Anyway, we only have a day and a half left of junior year. It's gone by so fast. It's so weird. I'm both nervous and excited for what the future will bring! But I'll keep blogging my boring life for you guys to read. Hopefully I'll start to get more interesting! :P

3 and 1/2

That's how many days of school I have left in my junior year of high school. My exams are going pretty well. Spanish is really easy, I know it better than I thought I did. And my two other classes really aren't having exams we're just having chapter tests, so that's easy and non-stressful! SATs are Saturday morning at 8:30. I'm trying not to worry about it. I keep telling myself that I scored higher than average high schoolers even in math, so I really shouldn't be worrying. And I can always take them again. But, I want to do well this time around because I'm applying for early acceptance into the college of my choice...Hopefully I can get in. I'm still not sure if I'll be able to go to it [it's 20 thousand a year] so I might have to go to another one of the public ones in my state. Which wouldn't be bad, some of them are really nice...

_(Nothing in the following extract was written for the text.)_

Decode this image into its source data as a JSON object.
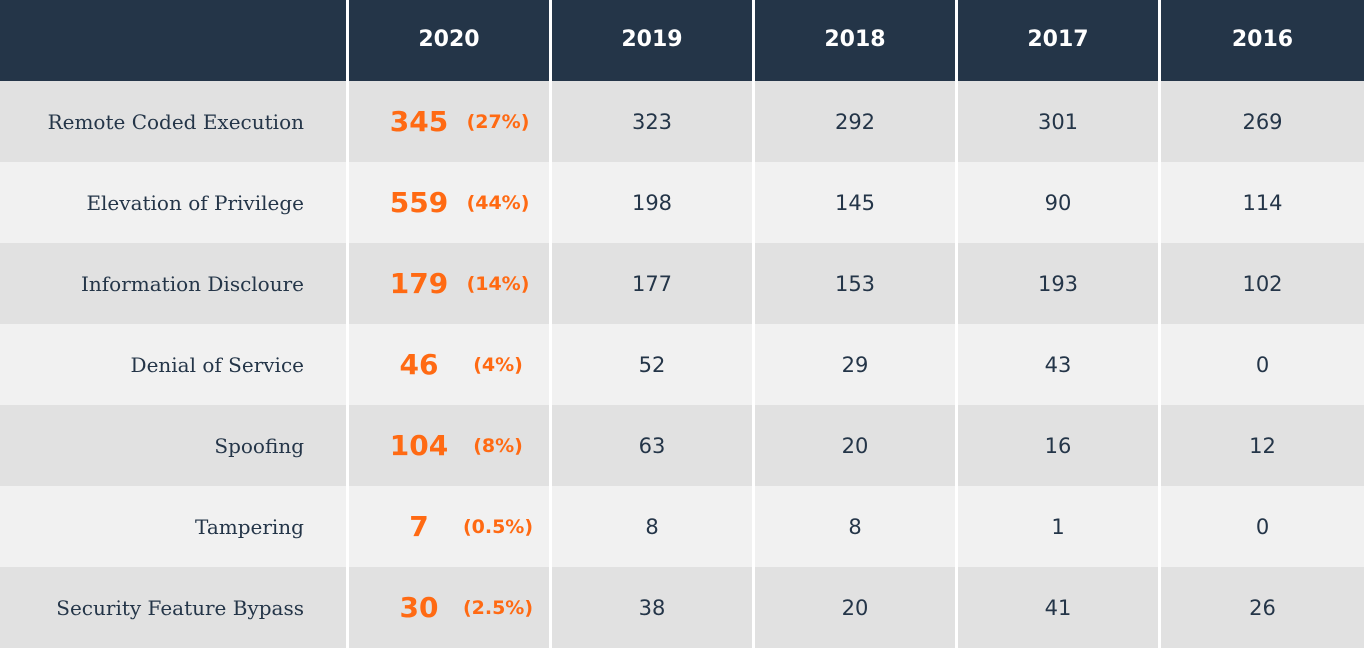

So, it's almost summer!! I'm so ready for it to be summer. We've got a lot planned. Ok, so not really it just feels like a lot. Mexico missions trip in June and then MASSIVE family vacation in July. And when I say massive I mean in amount of people going. Lets see here, it's my family, so Mom, Dad, Sista and me. And then my aunt and her family so... Aunt, Uncle, Cousin [and maybe his girlfriend] and then Eldest Cousin, Her Husband, Her 2 year-old Son, Other Cousin, Other Cousin's boyfriend. So it's going to be 13 people give or take. That's a lot of people to all live in one beach house for a week. But we're all startlingly similar--even as far as families go. So we get along. All of us cousins are like siblings and then my aunt and my mom are freakishly alike. It's bizarre. I know I've talked about it before. But really, it's scary sometimes. So we always have a lot of fun with them. I'm sure when the time actually comes to go to the ocean I'll be more hyped up about it.

Random Question, who else wants to see Year One? I want to go see it really bad.